Tag Archives: Ellen Barkin

MY MOVIE SHELF: Ocean’s Thirteen

movie shelf

The Task: Watch and write about every movie on my shelf, in order (Blu-rays are sorted after DVDs), by June 10, 2015.  Remaining movies: 178  Days to go: 181

Movie #199:  Ocean’s Thirteen

It drives my husband crazy that I own Ocean’s Eleven and Ocean’s Thirteen but not Ocean’s Twelve, but the only reason I own Ocean’s Thirteen is to get the horrible taste of Ocean’s Twelve out of my mouth and do the best I can to forget it ever existed. That’s the God’s honest truth.

In this one, the crew is once again scattered to the four winds, but they return to Vegas when Reuben (Elliott Gould) is double-crossed out of ownership of a brand new, hot casino on the strip by hotel mogul Willy Bank (Al Pacino, only slightly less a mockery of himself than he was in Godfather III). Bank is a ruthless businessman and an egomaniac. He prides himself on having the hottest, best hotels in all the land, on getting the 5-Diamond award for each one, and for buying an exquisite diamond necklace — which are all in a tower display in his suite — each time he gets that praise. And of course, he’s obsessed with money and power. In order to avenge Reuben, Danny (George Clooney) and his crew — Rusty (Brad Pitt), Basher (Don Cheadle), Virgil (Casey Affleck), Turk (Scott Caan), Yen (Shaobo Qin), Frank (Bernie Mac), Livingston (Eddie Jemison), Saul (Carl Reiner) and Linus (Matt Damon) — work out a way to strip Bank of all of that.

This movie is structured differently than the first, in that it’s more upfront about the cons.

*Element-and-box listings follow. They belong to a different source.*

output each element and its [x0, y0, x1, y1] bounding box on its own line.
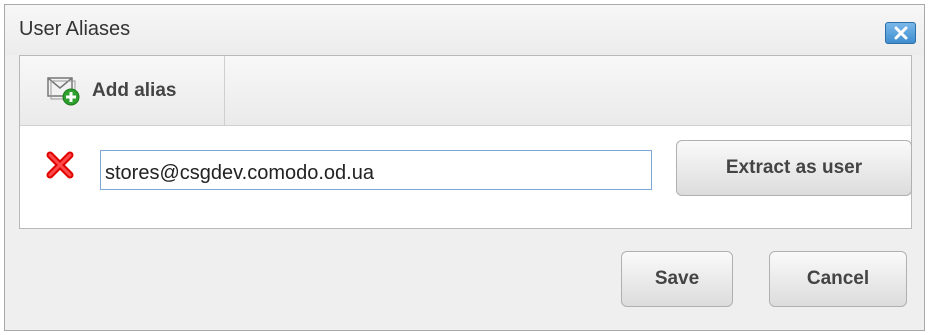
save-button[interactable]: Save: [621, 251, 733, 307]
add-alias-button[interactable]: Add alias: [20, 56, 225, 125]
dialog-titlebar: User Aliases: [5, 5, 924, 55]
add-alias-icon: [47, 76, 80, 105]
cancel-button[interactable]: Cancel: [769, 251, 907, 307]
close-button[interactable]: [885, 22, 916, 44]
alias-email-input[interactable]: [100, 150, 652, 190]
close-icon: [894, 26, 907, 40]
extract-as-user-button[interactable]: Extract as user: [676, 140, 912, 196]
aliases-toolbar: Add alias: [20, 56, 911, 126]
dialog-title: User Aliases: [19, 18, 131, 40]
alias-row: Extract as user: [20, 126, 912, 230]
add-alias-label: Add alias: [92, 79, 177, 101]
delete-icon[interactable]: [45, 150, 75, 180]
aliases-panel: Add alias Extract as user: [19, 55, 912, 229]
user-aliases-dialog: User Aliases Add alias stores@csgdev.com…: [4, 4, 925, 331]
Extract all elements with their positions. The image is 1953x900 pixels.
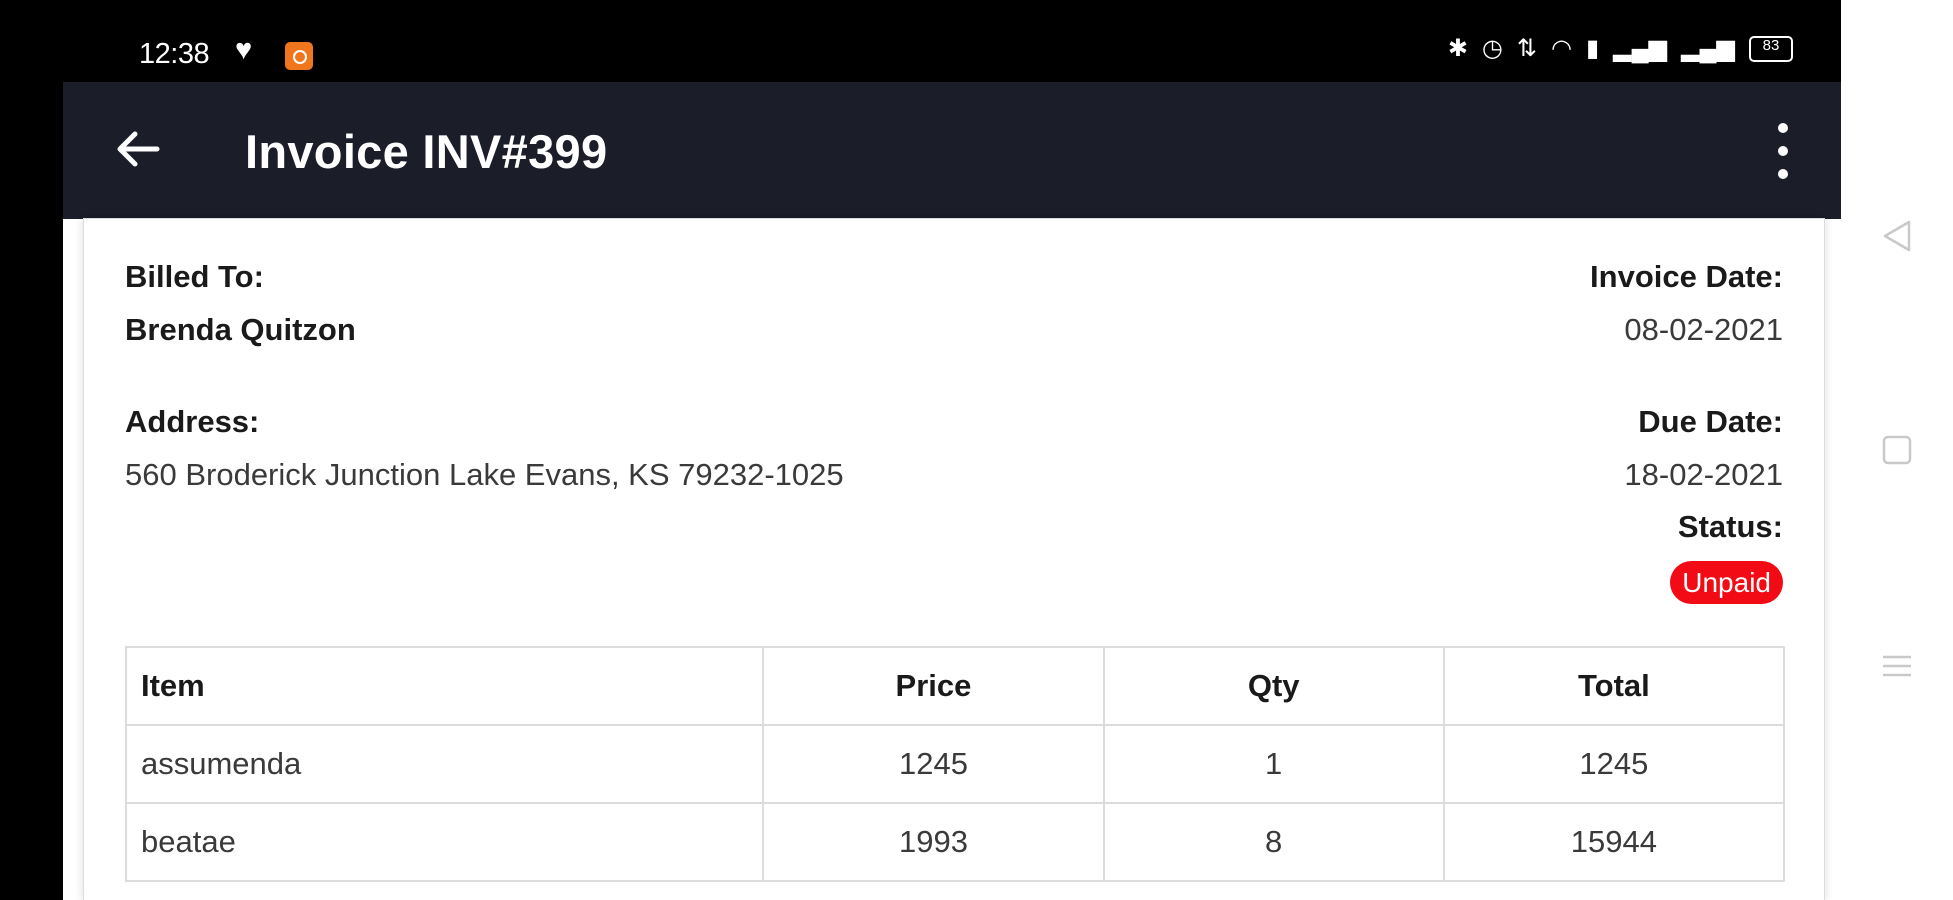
status-time: 12:38 (139, 38, 210, 70)
billed-to-name: Brenda Quitzon (125, 312, 356, 347)
data-speed-icon: ⇅ (1516, 35, 1537, 62)
qty-cell: 1 (1102, 724, 1445, 804)
billed-to-label: Billed To: (125, 259, 264, 294)
status-label: Status: (1677, 509, 1783, 544)
invoice-card: Billed To: Brenda Quitzon Invoice Date: … (84, 219, 1824, 900)
total-cell: 15944 (1442, 802, 1786, 882)
status-bar: 12:38 ♥ ✱ ◷ ⇅ ◠ ▮ ▂▄▆ ▂▄▆ 83 (63, 0, 1841, 82)
signal-icon: ▂▄▆ (1613, 35, 1668, 62)
app-notification-icon (285, 42, 313, 70)
invoice-items-table: Item Price Qty Total assumenda 1245 1 12… (124, 646, 1786, 882)
column-header-qty: Qty (1102, 646, 1445, 726)
alarm-icon: ◷ (1481, 35, 1503, 62)
column-header-total: Total (1442, 646, 1786, 726)
wifi-icon: ◠ (1550, 35, 1572, 62)
table-row: beatae 1993 8 15944 (124, 802, 1786, 882)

It doesn’t try to hide the plan from the audience, as much as reveal step by step how they’re going to dismantle Bank’s casino on opening night by having it pay out millions to everyone on the floor. In addition, since status and reputation are so important to Bank, they have Saul act as the hotel’s reviewer so Bank and his assistant Abigail Sponder (Ellen Barkin) are inclined to give him special treatment, while Danny’s crew secretly sabotage the real reviewer’s stay. (Poor David Paymer, who plays the real reviewer, gets no love his entire stay, but he does win big at the airport on his way home, so that’s something.)

Unfortunately, the team hits a financial snag and have to go through their old nemesis Terry Benedict (Andy Garcia, much more put together and less gross than he was in Godfather III) — a plot line that has a lot to do with what happened in Ocean’s Twelve, but let’s forget that ever happened — in order to bankroll this elaborate con. Terry has a condition: he wants Banks’s diamonds as well. Too bad they’re impossible to get.

There are still a few things Ocean’s Thirteen holds off on revealing, the con is pretty satisfying, and Matt Damon wears a ridiculous nose as part of his role in seducing Ms. Ponder (She’s a “cougar.” He read about the term in Maxim magazine.), so overall the film works for me. At least, it works a hell of a lot better than Ocean’s Twelve did.